Digital Transformation in Manufacturing sector – an early adopter of 5G virtual networks
The manufacturing vertical has been among the early adopters of 5G virtual networks. Manufacturers have deployed 5G virtual networks in factories to support mobile assets such AGVs, as well as applications that drive productivity gains, health, and safety, such as video surveillance. In China, Media Group – one of the largest home appliances manufacturing company has adopted a 5G virtual network with the help of solution partners Huawei and China telecom. Media Group has established 11 application scenarios and 1 laboratory and is leveraging 5G to operate services such as data collection, modeling and data feedback. This has helped significantly improve production efficiency. The organization has worked out the application of Industrial Internet + 5G + AI in various fields including production safety, flexible manufacturing, and smart logistics, which has effectively reduced the costs of production and maintenance and the cost of production line self-inspection. Ultimately, this has helped in increasing the overall operation and maintenance efficiency by 17% and decreased the costs by 10%.
With 5G enabled technologies such as collaborative mobile robots, self-driving machines, Automatic Guided Vehicles (AGVs), augmented reality (AR) predictive maintenance, AR/VR headsets, digital twins etc., at the foundation of smart factories – 5G virtual networks offer remarkable benefits to manufacturers. Manufacturing industry leaders are heavily relying on 5G virtual networks to future-proof their plants to remain competitive and drive operation excellence. The success from the manufacturing sector will soon resonate amongst all sectors and will push them to follow a similar path towards digitally transforming their business.
Although the hype surrounding 5G centers on its ability to deliver superior consumer experience through faster speeds for consumer applications.
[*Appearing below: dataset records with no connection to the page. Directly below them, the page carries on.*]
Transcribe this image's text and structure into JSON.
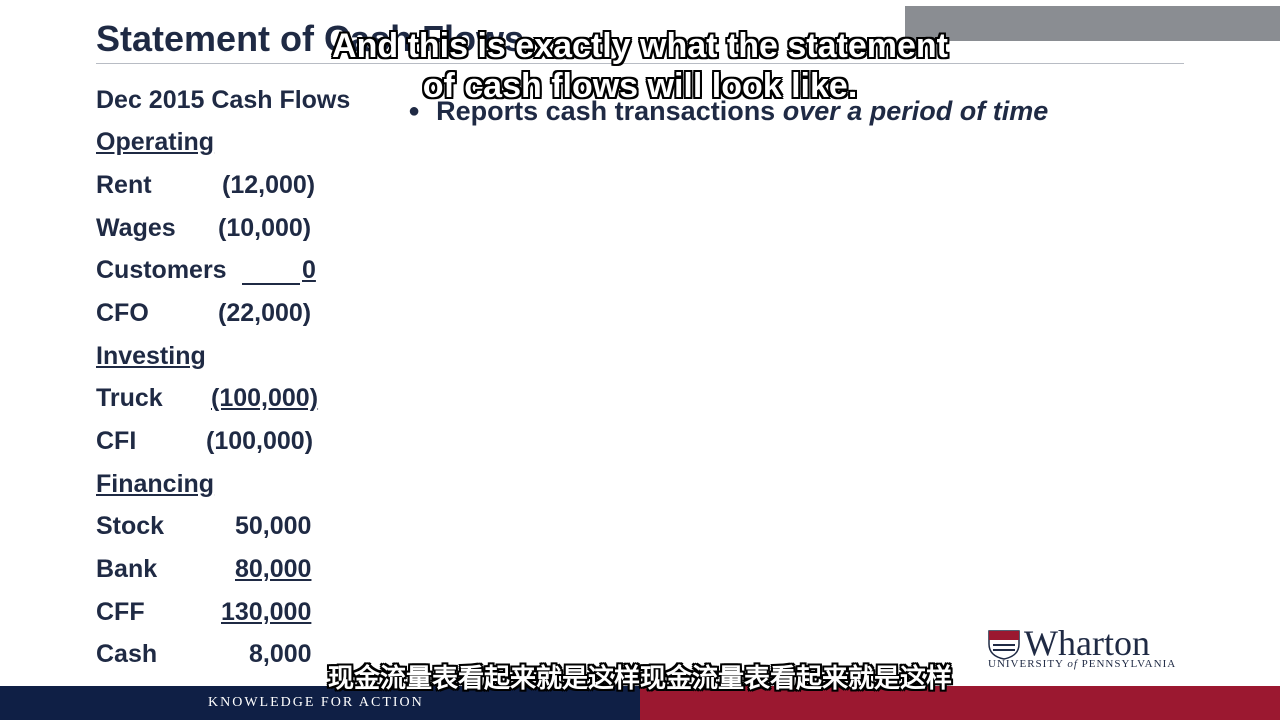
{
  "slide": {
    "title": "Statement of Cash Flows",
    "period_label": "Dec 2015 Cash Flows",
    "bullet": {
      "text": "Reports cash transactions",
      "emphasis": "over a period of time"
    }
  },
  "sections": {
    "operating": "Operating",
    "investing": "Investing",
    "financing": "Financing"
  },
  "rows": {
    "rent": {
      "label": "Rent",
      "value": "(12,000)"
    },
    "wages": {
      "label": "Wages",
      "value": "(10,000)"
    },
    "customers": {
      "label": "Customers",
      "value": "0"
    },
    "cfo": {
      "label": "CFO",
      "value": "(22,000)"
    },
    "truck": {
      "label": "Truck",
      "value": "(100,000)"
    },
    "cfi": {
      "label": "CFI",
      "value": "(100,000)"
    },
    "stock": {
      "label": "Stock",
      "value": "50,000"
    },
    "bank": {
      "label": "Bank",
      "value": "80,000"
    },
    "cff": {
      "label": "CFF",
      "value": "130,000"
    },
    "cash": {
      "label": "Cash",
      "value": "8,000"
    }
  },
  "captions": {
    "english_line1": "And this is exactly what the statement",
    "english_line2": "of cash flows will look like.",
    "chinese": "现金流量表看起来就是这样现金流量表看起来就是这样"
  },
  "branding": {
    "logo_text": "Wharton",
    "university_prefix": "UNIVERSITY",
    "university_of": "of",
    "university_name": "PENNSYLVANIA",
    "tagline": "KNOWLEDGE FOR ACTION",
    "colors": {
      "navy": "#0f1f45",
      "red": "#9b1830",
      "text": "#1f2a44"
    }
  }
}
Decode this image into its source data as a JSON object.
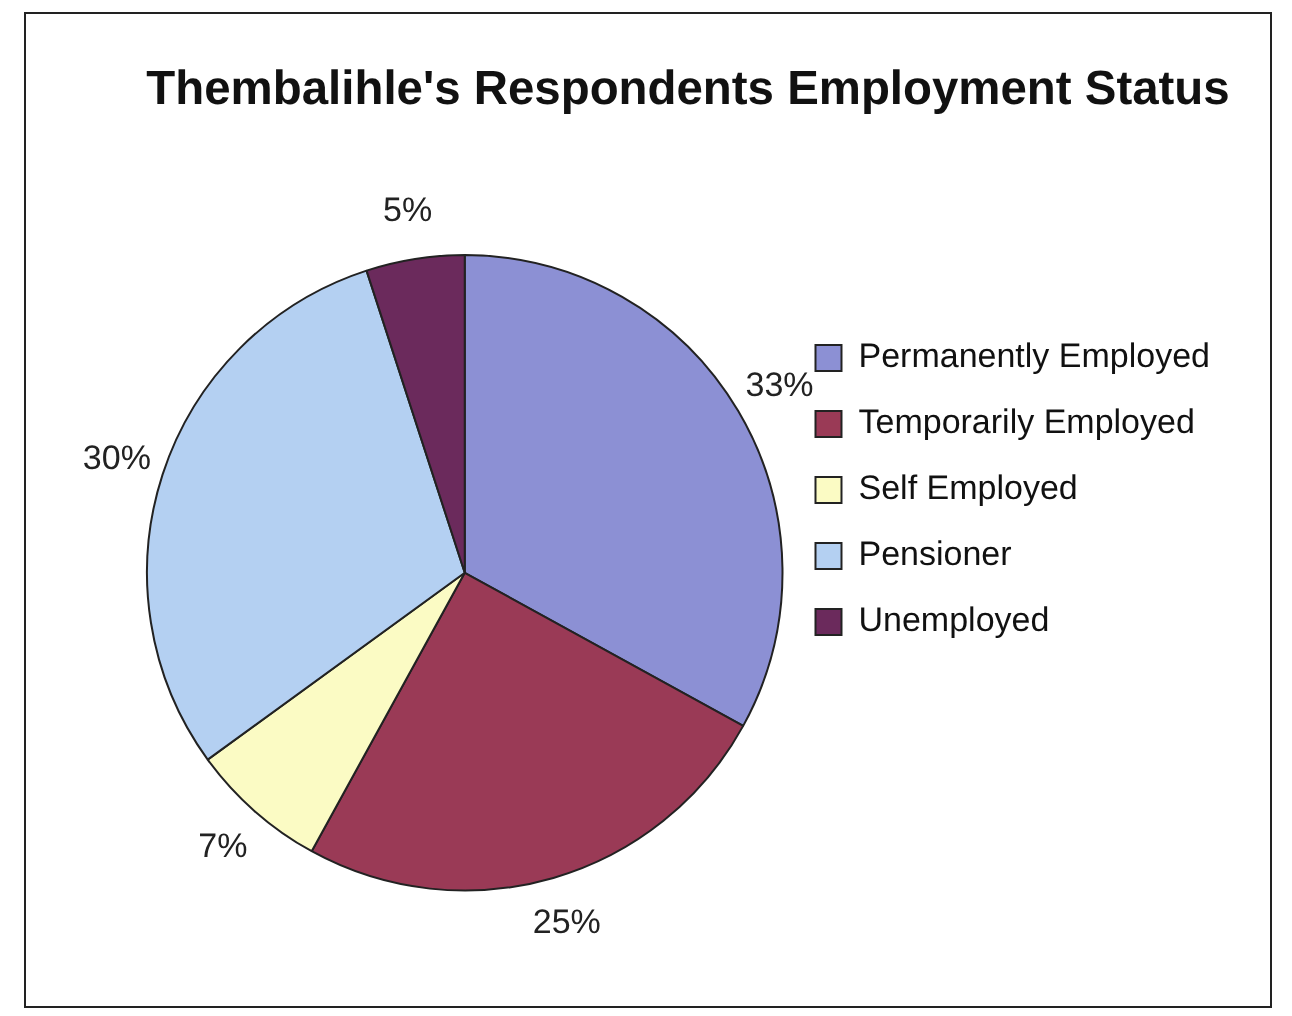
{
  "chart_data": {
    "type": "pie",
    "title": "Thembalihle's Respondents Employment Status",
    "categories": [
      "Permanently Employed",
      "Temporarily Employed",
      "Self Employed",
      "Pensioner",
      "Unemployed"
    ],
    "values": [
      33,
      25,
      7,
      30,
      5
    ],
    "value_labels": [
      "33%",
      "25%",
      "7%",
      "30%",
      "5%"
    ],
    "colors": [
      "#8c90d4",
      "#9a3a56",
      "#fbfbc4",
      "#b4d0f2",
      "#6b2a5c"
    ],
    "legend": "right"
  }
}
However, while building a digital transformation and a consolidated network strategy CIOs and IT leaders should take into consideration the potential of 5G Virtual Network which can equip organizations with improved customization abilities and full control of their own connectivity while delivering higher speeds, lower latency and robust reliability as compared to existing commercial services like 4G LTE or other network infrastructure.